Defense fee coverage contained in those policies is crucial because it pays even if the claim against the company has no merit—the policy pays for the company to hire lawyers to avoid liability for unsupported claims. Thus, the benefit of defense fee coverage never should be overlooked. However, the extent of that coverage is not always understood.
1. The “potentiality standard”. Most general liability policies include a “duty to defend”—when a policyholder is sued an insurer must hire and pay for a lawyer to defend the policyholder. Policyholders and their insurers generally agree that under the “duty to defend,” if the complaint alleges the merest potential for coverage for the claims at issue, the insurer’s duty is immediately triggered. However, some policies (such as directors & officers and errors & omissions policies) do not include a “duty to defend,” but, instead, a “duty to pay” defense costs. Pursuant that duty, the insurer need not hire a lawyer for its policyholder. Instead, the policyholder hires its own lawyer and the insurer “reimburses” the legal fees incurred.
Policyholders and insurers often debate about whether the broad “potentiality” standard applies to the “duty to pay.” Insurers sometimes claim that it does not, and that they need only “reimburse” defense fees if coverage actually exists. In other words, even if the complaint includes a potential for coverage, the insurer will argue that until the underlying claim resolves and the existence of coverage is determined, it need not pay the policyholder’s legal fees.
Policyholders should not accept that approach. Plenty of courts have ruled that even under a “duty to pay” policy, the defense duty is triggered by the potential for coverage. Thus, if the merest potential for coverage exists, and the policy does not include language regarding the timing of payment, the insurer must reimburse defense fees as they are incurred.
2. “Allegations” not “causes of action” govern. When determining whether a policy triggers defense coverage, companies should look beyond the causes of action alleged in the complaint. “Allegations,” not “causes of action” should determine an insurer’s defense duty. Even just a few words buried within an otherwise uncovered cause of action can trigger the defense duty.
For example, a policyholder’s insurance may not cover patent infringement lawsuits, but does cover “disparagement.” A complaint might include only patent infringement causes of action. However, one of those causes of action alleges product disparagement. Those facts could trigger a defense duty, even if the majority of the complaint addresses allegedly uncovered conduct.
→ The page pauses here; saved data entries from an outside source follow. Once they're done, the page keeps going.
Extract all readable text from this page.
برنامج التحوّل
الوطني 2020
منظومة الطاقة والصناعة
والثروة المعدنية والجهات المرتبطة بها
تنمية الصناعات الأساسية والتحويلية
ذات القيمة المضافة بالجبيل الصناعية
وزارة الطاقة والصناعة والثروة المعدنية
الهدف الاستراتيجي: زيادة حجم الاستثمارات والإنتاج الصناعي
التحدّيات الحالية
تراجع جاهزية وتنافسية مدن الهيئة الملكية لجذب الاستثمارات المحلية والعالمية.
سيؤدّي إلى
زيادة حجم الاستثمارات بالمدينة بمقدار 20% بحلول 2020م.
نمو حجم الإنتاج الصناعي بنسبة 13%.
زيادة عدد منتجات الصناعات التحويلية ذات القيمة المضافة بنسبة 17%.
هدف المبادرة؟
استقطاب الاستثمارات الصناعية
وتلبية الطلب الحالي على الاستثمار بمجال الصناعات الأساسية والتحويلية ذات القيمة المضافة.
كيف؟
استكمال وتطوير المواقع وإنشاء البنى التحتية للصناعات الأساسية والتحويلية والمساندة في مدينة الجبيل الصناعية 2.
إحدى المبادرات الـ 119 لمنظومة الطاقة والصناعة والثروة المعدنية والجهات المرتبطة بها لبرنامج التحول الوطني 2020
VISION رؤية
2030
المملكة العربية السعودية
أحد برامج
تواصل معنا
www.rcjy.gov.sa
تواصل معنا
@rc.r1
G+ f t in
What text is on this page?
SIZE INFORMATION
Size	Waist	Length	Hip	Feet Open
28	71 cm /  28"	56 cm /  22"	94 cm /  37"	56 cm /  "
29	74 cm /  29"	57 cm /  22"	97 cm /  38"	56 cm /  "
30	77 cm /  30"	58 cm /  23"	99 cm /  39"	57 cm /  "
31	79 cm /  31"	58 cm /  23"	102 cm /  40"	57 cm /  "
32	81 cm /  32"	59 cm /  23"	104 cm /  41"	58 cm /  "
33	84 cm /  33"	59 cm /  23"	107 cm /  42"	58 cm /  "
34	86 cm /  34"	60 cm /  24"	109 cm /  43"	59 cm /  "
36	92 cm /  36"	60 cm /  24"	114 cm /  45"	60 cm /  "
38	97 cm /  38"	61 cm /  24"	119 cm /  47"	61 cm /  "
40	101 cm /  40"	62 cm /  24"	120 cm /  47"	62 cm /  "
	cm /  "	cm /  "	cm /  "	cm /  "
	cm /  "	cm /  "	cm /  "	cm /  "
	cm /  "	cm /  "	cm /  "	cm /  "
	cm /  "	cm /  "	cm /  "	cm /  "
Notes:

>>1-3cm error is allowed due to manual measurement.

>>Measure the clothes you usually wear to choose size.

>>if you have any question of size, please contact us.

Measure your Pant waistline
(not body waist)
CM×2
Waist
3. “Uncovered parties or claims”. In most states, if a complaint includes a covered claim, the insurer must pay for the policyholder’s entire defense, which may include the defense of uncovered claims. Insurers often argue that if they can prove that defense expenditures have been incurred solely to address an uncovered claim or party, the insurer can avoid paying those expenditures. Policyholders should reject that approach.
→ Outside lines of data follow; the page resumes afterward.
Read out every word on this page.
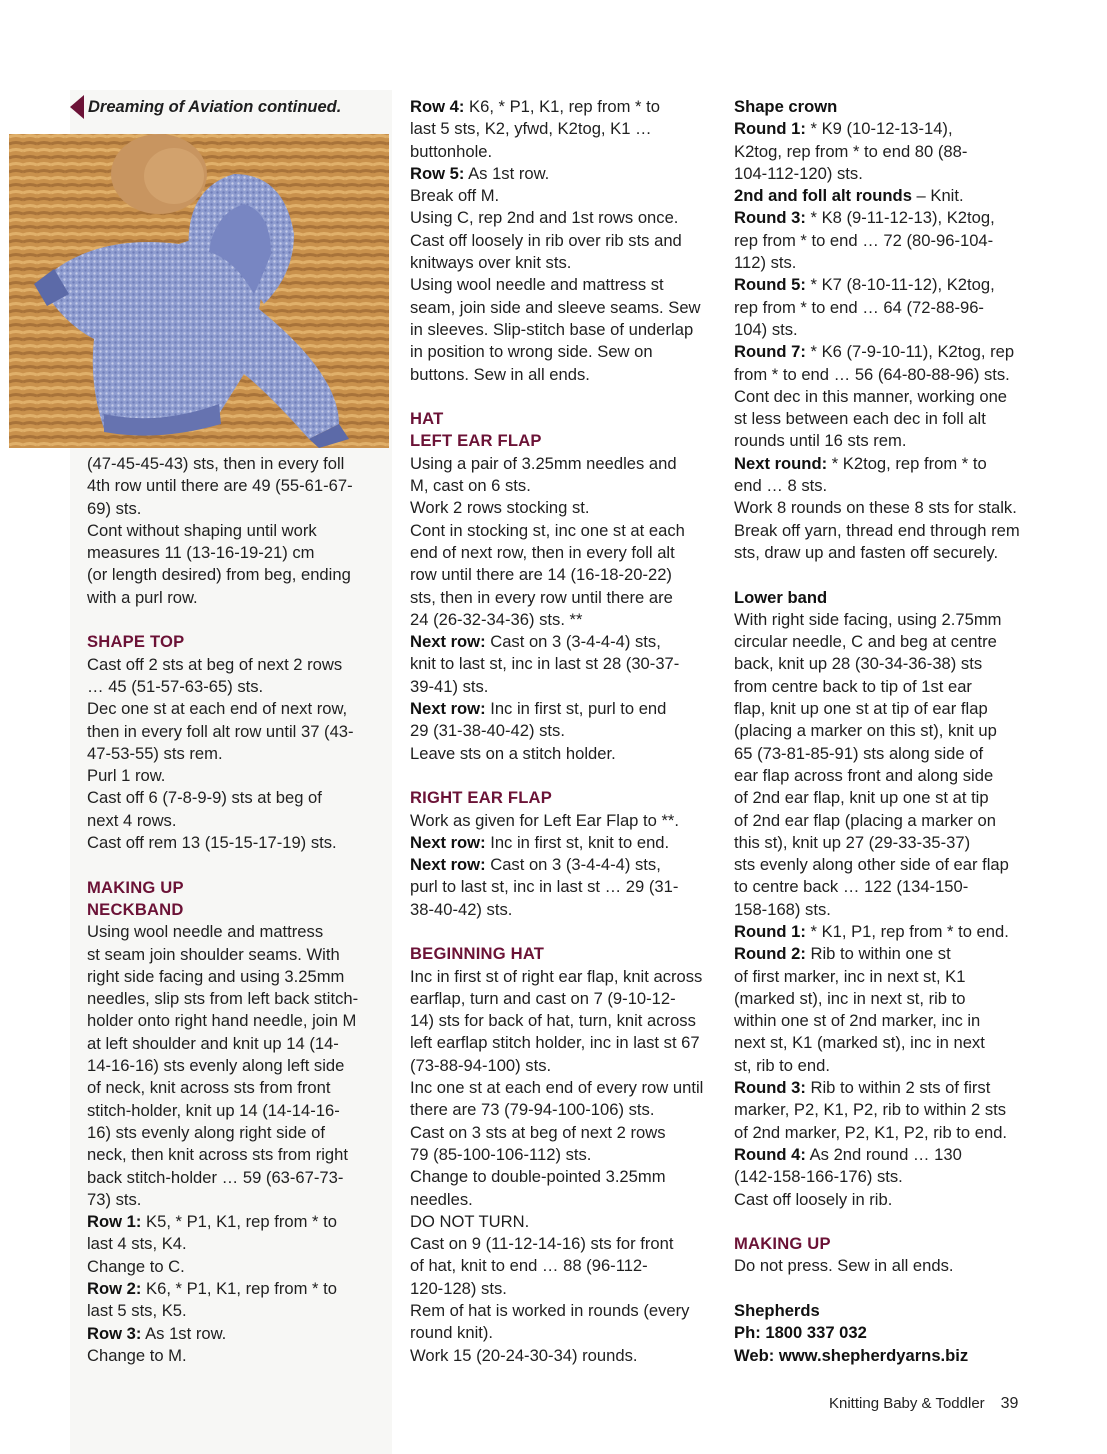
Dreaming of Aviation continued.

(47-45-45-43) sts, then in every foll

4th row until there are 49 (55-61-67-

69) sts.

Cont without shaping until work

measures 11 (13-16-19-21) cm

(or length desired) from beg, ending

with a purl row.

SHAPE TOP

Cast off 2 sts at beg of next 2 rows

… 45 (51-57-63-65) sts.

Dec one st at each end of next row,

then in every foll alt row until 37 (43-

47-53-55) sts rem.

Purl 1 row.

Cast off 6 (7-8-9-9) sts at beg of

next 4 rows.

Cast off rem 13 (15-15-17-19) sts.

MAKING UP

NECKBAND

Using wool needle and mattress

st seam join shoulder seams. With

right side facing and using 3.25mm

needles, slip sts from left back stitch-

holder onto right hand needle, join M

at left shoulder and knit up 14 (14-

14-16-16) sts evenly along left side

of neck, knit across sts from front

stitch-holder, knit up 14 (14-14-16-

16) sts evenly along right side of

neck, then knit across sts from right

back stitch-holder … 59 (63-67-73-

73) sts.

Row 1: K5, * P1, K1, rep from * to

last 4 sts, K4.

Change to C.

Row 2: K6, * P1, K1, rep from * to

last 5 sts, K5.

Row 3: As 1st row.

Change to M.

Row 4: K6, * P1, K1, rep from * to

last 5 sts, K2, yfwd, K2tog, K1 …

buttonhole.

Row 5: As 1st row.

Break off M.

Using C, rep 2nd and 1st rows once.

Cast off loosely in rib over rib sts and

knitways over knit sts.

Using wool needle and mattress st

seam, join side and sleeve seams. Sew

in sleeves. Slip-stitch base of underlap

in position to wrong side. Sew on

buttons. Sew in all ends.

HAT

LEFT EAR FLAP

Using a pair of 3.25mm needles and

M, cast on 6 sts.

Work 2 rows stocking st.

Cont in stocking st, inc one st at each

end of next row, then in every foll alt

row until there are 14 (16-18-20-22)

sts, then in every row until there are

24 (26-32-34-36) sts. **

Next row: Cast on 3 (3-4-4-4) sts,

knit to last st, inc in last st 28 (30-37-

39-41) sts.

Next row: Inc in first st, purl to end

29 (31-38-40-42) sts.

Leave sts on a stitch holder.

RIGHT EAR FLAP

Work as given for Left Ear Flap to **.

Next row: Inc in first st, knit to end.

Next row: Cast on 3 (3-4-4-4) sts,

purl to last st, inc in last st … 29 (31-

38-40-42) sts.

BEGINNING HAT

Inc in first st of right ear flap, knit across

earflap, turn and cast on 7 (9-10-12-

14) sts for back of hat, turn, knit across

left earflap stitch holder, inc in last st 67

(73-88-94-100) sts.

Inc one st at each end of every row until

there are 73 (79-94-100-106) sts.

Cast on 3 sts at beg of next 2 rows

79 (85-100-106-112) sts.

Change to double-pointed 3.25mm

needles.

DO NOT TURN.

Cast on 9 (11-12-14-16) sts for front

of hat, knit to end … 88 (96-112-

120-128) sts.

Rem of hat is worked in rounds (every

round knit).

Work 15 (20-24-30-34) rounds.

Shape crown

Round 1: * K9 (10-12-13-14),

K2tog, rep from * to end 80 (88-

104-112-120) sts.

2nd and foll alt rounds – Knit.

Round 3: * K8 (9-11-12-13), K2tog,

rep from * to end … 72 (80-96-104-

112) sts.

Round 5: * K7 (8-10-11-12), K2tog,

rep from * to end … 64 (72-88-96-

104) sts.

Round 7: * K6 (7-9-10-11), K2tog, rep

from * to end … 56 (64-80-88-96) sts.

Cont dec in this manner, working one

st less between each dec in foll alt

rounds until 16 sts rem.

Next round: * K2tog, rep from * to

end … 8 sts.

Work 8 rounds on these 8 sts for stalk.

Break off yarn, thread end through rem

sts, draw up and fasten off securely.

Lower band

With right side facing, using 2.75mm

circular needle, C and beg at centre

back, knit up 28 (30-34-36-38) sts

from centre back to tip of 1st ear

flap, knit up one st at tip of ear flap

(placing a marker on this st), knit up

65 (73-81-85-91) sts along side of

ear flap across front and along side

of 2nd ear flap, knit up one st at tip

of 2nd ear flap (placing a marker on

this st), knit up 27 (29-33-35-37)

sts evenly along other side of ear flap

to centre back … 122 (134-150-

158-168) sts.

Round 1: * K1, P1, rep from * to end.

Round 2: Rib to within one st

of first marker, inc in next st, K1

(marked st), inc in next st, rib to

within one st of 2nd marker, inc in

next st, K1 (marked st), inc in next

st, rib to end.

Round 3: Rib to within 2 sts of first

marker, P2, K1, P2, rib to within 2 sts

of 2nd marker, P2, K1, P2, rib to end.

Round 4: As 2nd round … 130

(142-158-166-176) sts.

Cast off loosely in rib.

MAKING UP

Do not press. Sew in all ends.

Shepherds

Ph: 1800 337 032

Web: www.shepherdyarns.biz

Knitting Baby & Toddler 39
Often, defense fees incurred solely to address an uncovered claim or party is covered if they “benefitted” a covered claim or party. For example, a company and its consultant might be sued for alleged misstatements in public documents. The company’s insurance does not cover the consultant. However, it might help the company to reduce its exposure in the litigation to hire counsel for the consultant or, otherwise, coordinate its defense with the consultant’s defense. In that circumstance, the money spent by the company with respect to the consultant’s defense could be covered under the company’s policy.
4. The claimed “right of reimbursement”. Insurers often will agree to defend their policyholders pursuant to a “reservation of rights” to obtain reimbursement of defense fees paid for claims that a court later concludes are not covered. Simply because the insurer reserves its alleged reimbursement right, it does not necessarily have that right. Many courts have ruled that unless the policy allows the insurer to “claw back” defense expenditures paid before a court rules regarding the duty to defend, the insurer cannot create a reimbursement right through a reservation of rights letter. Insureds should be careful to object to “reservation of rights” letters that includes a “right of reimbursement,” and be aware that in many states, policyholders can fight insurer reimbursement efforts.
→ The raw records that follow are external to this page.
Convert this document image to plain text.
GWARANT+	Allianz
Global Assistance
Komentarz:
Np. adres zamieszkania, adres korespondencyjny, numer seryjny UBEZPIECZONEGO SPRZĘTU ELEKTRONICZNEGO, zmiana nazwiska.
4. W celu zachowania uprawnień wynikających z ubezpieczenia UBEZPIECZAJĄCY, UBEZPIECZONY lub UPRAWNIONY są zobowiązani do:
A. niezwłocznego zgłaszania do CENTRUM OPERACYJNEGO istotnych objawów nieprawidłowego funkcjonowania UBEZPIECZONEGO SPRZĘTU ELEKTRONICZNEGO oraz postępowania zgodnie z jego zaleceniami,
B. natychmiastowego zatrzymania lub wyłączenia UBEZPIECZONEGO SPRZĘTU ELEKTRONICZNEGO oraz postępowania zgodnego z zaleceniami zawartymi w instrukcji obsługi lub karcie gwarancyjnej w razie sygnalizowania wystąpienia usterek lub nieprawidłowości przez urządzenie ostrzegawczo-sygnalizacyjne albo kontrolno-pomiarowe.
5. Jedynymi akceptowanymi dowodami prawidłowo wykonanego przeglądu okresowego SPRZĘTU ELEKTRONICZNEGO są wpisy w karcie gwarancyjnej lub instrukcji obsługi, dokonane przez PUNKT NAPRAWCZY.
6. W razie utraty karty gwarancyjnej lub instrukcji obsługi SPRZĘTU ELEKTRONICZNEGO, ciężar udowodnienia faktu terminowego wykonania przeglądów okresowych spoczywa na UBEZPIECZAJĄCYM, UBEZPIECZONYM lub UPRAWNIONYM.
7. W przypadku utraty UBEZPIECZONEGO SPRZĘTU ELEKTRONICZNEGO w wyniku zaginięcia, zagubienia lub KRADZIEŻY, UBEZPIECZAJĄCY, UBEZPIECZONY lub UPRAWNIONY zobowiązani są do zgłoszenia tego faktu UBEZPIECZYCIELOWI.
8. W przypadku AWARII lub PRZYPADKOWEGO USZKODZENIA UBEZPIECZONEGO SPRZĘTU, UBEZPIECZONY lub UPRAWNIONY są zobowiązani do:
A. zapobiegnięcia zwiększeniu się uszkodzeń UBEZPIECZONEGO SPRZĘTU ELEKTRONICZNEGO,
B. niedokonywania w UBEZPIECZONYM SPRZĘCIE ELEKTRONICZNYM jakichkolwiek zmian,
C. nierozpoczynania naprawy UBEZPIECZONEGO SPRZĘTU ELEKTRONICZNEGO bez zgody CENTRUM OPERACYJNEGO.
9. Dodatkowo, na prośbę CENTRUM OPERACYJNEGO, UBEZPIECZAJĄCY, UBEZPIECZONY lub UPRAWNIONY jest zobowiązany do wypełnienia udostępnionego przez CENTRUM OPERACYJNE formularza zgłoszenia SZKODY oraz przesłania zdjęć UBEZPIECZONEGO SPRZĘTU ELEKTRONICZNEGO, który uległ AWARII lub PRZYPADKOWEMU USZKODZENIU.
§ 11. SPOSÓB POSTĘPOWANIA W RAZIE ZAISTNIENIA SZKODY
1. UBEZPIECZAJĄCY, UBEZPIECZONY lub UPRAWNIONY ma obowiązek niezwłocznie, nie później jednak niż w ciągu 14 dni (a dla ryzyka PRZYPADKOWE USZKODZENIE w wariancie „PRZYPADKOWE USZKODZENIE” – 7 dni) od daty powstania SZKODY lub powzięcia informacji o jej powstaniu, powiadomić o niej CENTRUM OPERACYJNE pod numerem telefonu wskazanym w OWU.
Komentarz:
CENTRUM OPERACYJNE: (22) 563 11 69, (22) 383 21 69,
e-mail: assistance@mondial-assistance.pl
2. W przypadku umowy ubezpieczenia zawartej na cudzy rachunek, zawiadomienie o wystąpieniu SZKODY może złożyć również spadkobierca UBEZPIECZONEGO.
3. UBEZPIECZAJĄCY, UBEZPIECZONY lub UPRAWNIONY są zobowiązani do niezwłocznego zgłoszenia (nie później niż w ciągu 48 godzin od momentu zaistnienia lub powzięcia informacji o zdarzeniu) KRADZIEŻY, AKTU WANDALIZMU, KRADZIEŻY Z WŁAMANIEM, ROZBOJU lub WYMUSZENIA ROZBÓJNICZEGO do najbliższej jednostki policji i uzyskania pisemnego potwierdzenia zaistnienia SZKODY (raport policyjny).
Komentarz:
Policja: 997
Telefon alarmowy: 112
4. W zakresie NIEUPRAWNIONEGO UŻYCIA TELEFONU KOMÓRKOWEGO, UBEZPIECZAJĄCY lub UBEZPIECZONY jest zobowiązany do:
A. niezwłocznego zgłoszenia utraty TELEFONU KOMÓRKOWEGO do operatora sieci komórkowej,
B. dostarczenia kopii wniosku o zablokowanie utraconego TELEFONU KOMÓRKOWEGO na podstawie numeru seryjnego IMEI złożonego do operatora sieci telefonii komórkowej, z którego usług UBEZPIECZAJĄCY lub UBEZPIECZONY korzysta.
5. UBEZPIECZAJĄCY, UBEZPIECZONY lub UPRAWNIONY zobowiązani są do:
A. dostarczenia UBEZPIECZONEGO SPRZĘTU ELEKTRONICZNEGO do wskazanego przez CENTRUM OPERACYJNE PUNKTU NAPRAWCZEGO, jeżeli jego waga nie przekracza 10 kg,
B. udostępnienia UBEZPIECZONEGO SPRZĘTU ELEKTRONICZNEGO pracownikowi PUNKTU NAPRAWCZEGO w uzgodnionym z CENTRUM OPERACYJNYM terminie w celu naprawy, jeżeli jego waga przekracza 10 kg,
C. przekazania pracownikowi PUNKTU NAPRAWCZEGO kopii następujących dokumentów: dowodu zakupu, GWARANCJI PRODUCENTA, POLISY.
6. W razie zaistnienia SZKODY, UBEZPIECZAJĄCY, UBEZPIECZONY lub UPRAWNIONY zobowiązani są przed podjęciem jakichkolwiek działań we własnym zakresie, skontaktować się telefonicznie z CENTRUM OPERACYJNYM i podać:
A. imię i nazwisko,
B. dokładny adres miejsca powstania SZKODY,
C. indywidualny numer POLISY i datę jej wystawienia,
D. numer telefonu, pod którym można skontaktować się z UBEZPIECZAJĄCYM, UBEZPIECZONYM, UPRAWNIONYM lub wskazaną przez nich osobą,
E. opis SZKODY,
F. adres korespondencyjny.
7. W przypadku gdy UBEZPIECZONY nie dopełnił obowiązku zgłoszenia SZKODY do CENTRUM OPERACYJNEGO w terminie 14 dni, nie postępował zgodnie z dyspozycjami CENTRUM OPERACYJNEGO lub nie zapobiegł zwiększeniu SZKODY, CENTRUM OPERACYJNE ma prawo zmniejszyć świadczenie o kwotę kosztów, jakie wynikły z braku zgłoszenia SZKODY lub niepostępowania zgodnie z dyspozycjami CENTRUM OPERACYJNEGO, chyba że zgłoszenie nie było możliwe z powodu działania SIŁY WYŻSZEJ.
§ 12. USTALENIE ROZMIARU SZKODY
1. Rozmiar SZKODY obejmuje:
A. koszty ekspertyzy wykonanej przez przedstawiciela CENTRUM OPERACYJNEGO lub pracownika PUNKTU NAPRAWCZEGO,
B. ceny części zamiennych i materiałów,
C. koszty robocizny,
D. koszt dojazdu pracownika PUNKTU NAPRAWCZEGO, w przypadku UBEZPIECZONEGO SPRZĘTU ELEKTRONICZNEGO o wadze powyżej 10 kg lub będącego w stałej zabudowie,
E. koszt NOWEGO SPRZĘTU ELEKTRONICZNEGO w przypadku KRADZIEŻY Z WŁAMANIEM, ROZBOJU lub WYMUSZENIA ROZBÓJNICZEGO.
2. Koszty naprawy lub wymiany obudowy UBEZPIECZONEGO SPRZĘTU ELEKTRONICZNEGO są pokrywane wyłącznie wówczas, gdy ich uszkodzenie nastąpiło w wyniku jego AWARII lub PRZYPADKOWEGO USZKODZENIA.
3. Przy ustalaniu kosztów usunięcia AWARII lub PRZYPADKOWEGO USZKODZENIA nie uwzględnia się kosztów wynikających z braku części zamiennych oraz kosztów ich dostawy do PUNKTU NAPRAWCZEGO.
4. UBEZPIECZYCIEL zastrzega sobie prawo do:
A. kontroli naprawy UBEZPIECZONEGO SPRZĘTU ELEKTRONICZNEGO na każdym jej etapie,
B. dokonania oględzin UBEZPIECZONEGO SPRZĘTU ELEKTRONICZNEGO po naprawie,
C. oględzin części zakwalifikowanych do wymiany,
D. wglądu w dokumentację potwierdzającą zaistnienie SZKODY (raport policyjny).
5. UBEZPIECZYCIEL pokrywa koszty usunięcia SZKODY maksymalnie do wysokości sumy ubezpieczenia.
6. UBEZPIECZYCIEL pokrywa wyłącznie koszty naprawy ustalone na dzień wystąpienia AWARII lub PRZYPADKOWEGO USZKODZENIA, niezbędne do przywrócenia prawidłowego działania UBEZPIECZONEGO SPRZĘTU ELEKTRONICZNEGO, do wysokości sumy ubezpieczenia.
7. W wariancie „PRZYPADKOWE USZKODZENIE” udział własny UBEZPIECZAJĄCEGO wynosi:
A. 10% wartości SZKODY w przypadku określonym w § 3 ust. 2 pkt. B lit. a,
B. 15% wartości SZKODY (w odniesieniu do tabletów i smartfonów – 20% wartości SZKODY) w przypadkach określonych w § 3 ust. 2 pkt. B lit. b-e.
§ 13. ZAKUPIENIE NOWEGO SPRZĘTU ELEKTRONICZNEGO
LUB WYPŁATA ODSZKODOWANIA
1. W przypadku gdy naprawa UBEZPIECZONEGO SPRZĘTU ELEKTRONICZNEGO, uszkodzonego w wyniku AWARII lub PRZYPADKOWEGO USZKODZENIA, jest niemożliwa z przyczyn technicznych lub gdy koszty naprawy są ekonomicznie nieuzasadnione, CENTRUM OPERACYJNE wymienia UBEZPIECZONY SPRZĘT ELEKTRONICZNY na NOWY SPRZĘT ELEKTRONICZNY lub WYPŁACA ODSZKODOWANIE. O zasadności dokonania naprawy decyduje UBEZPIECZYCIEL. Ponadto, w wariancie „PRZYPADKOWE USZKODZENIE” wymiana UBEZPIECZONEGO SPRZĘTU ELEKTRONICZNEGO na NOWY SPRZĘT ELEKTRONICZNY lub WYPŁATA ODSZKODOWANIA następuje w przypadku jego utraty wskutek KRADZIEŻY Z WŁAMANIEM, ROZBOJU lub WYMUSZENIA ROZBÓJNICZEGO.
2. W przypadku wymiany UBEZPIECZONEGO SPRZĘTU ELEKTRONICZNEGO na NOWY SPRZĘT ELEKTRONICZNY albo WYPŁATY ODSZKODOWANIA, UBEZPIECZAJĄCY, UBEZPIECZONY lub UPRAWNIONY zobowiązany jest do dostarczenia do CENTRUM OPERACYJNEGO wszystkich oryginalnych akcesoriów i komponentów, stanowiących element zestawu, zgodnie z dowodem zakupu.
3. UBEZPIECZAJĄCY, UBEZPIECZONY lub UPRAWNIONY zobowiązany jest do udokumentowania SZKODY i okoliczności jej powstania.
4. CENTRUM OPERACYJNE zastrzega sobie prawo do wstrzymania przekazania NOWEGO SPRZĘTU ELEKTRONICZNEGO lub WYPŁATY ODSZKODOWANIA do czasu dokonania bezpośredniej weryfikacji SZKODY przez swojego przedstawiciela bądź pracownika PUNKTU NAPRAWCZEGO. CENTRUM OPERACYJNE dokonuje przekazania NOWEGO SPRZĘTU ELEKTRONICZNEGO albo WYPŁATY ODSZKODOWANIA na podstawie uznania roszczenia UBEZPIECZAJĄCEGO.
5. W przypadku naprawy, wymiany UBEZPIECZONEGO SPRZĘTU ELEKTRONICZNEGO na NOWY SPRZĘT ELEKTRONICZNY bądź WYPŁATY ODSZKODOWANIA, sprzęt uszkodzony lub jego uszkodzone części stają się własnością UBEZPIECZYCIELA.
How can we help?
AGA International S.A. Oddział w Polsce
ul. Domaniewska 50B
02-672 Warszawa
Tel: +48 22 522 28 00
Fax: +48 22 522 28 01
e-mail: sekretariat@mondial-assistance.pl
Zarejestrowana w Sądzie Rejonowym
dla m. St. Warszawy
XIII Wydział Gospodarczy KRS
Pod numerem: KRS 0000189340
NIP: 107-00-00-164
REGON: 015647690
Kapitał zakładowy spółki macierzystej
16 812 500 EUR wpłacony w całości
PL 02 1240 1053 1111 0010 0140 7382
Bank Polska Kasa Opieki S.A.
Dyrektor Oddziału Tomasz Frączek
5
5. Defense fee coverage extends to “intentional conduct claims”. A common misconception is that if a complaint alleges “intentional conduct,” there is no coverage. At the very least, policyholders should fight insurer efforts to avoid paying defense fees for such claims—policyholders are entitled to coverage for legal fees expended to defend against intentional conduct claims. And, under many policies that preclude coverage for fraud, the defense fee coverage should continue until a final judgment is entered establishing that the policyholder committed fraud—the insurer should pay even for all appeals until the fraud question is finally resolved.
To increase available defense fee coverage when sued, a company should carefully study the complaint, its policy(ies), applicable law and, if necessary consult with the right professionals to ensure that it is pursuing all available bases to support maximum coverage.